Je suis né dans le regard du jour.

Dos_nu_1367Comme un souffle dans le souffle, la jovialité est l’excipient incontournable de la haine de soi-même. C’est sûr, il ne s’agit pas d’une construction acharnée et planifiée mais de l’acceptation que l’on doit avoir vis-à-vis de tout ce que l’on ne maîtrise pas. Accepter la folie de la vie, ses cruautés, ses vices et ses déficiences, c’est être apte à vivre dans le détachement nécessaire pour goûter aux plaisirs qu’elle peut nous offrir.

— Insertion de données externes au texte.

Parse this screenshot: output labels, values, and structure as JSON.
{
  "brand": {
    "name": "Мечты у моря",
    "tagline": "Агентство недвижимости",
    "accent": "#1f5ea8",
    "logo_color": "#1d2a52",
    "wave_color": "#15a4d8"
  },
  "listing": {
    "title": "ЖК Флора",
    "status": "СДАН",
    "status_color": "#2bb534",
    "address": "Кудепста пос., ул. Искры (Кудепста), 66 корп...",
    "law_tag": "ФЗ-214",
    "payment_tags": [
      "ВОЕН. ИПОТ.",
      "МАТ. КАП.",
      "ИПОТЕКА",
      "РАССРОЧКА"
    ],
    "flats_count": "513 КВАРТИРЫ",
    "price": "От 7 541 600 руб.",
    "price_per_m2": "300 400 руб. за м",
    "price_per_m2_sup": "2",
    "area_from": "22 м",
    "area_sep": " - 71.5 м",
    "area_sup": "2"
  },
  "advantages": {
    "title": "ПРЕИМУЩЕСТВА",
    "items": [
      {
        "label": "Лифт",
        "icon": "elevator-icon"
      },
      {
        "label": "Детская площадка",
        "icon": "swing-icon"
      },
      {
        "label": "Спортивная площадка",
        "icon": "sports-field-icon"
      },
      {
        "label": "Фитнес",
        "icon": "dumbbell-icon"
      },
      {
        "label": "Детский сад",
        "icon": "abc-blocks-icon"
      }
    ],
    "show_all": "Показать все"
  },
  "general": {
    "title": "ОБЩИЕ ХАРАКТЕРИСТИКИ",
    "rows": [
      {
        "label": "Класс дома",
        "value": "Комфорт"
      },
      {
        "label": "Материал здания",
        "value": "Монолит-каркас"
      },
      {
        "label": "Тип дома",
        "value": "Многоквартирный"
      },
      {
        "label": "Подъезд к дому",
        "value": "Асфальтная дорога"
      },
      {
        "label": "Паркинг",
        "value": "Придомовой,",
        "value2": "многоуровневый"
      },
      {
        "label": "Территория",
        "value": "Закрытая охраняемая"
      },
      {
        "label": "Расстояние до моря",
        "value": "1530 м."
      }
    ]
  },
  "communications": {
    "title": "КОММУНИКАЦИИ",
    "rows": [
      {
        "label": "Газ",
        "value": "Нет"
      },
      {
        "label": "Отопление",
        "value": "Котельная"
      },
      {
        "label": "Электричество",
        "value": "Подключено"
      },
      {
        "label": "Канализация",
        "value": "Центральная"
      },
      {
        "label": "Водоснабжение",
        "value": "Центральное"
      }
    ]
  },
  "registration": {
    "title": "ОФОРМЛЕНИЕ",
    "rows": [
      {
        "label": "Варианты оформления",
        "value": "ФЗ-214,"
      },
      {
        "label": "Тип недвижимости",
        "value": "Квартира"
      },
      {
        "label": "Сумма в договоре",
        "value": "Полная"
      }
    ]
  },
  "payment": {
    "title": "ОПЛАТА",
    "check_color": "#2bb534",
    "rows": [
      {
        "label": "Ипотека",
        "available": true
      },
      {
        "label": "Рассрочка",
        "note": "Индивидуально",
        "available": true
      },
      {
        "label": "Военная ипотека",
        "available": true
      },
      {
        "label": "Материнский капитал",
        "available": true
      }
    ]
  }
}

Dans mon jardin, sans penser à rien, j’ai la mire du jour sous la dent, l’œil converti par l’irrésumable brûlure du mot amour, et je pose la main sur tout ce qui est beau. Je cultive un monde naïf et sincère, où le couteau qui coupe la salade renoue avec la vie dans mon ventre. À deux millimètres de la raison, tout est à sa place, tout concorde. Rien ne va de soi, mais tout parfume l’ordre des choses qui m’échappe. Le ciel semé d’étoiles me renvoie des lumières éteintes depuis des siècles et je bois aux liqueurs invisibles qui abreuvent la parole de l’incommensurable. 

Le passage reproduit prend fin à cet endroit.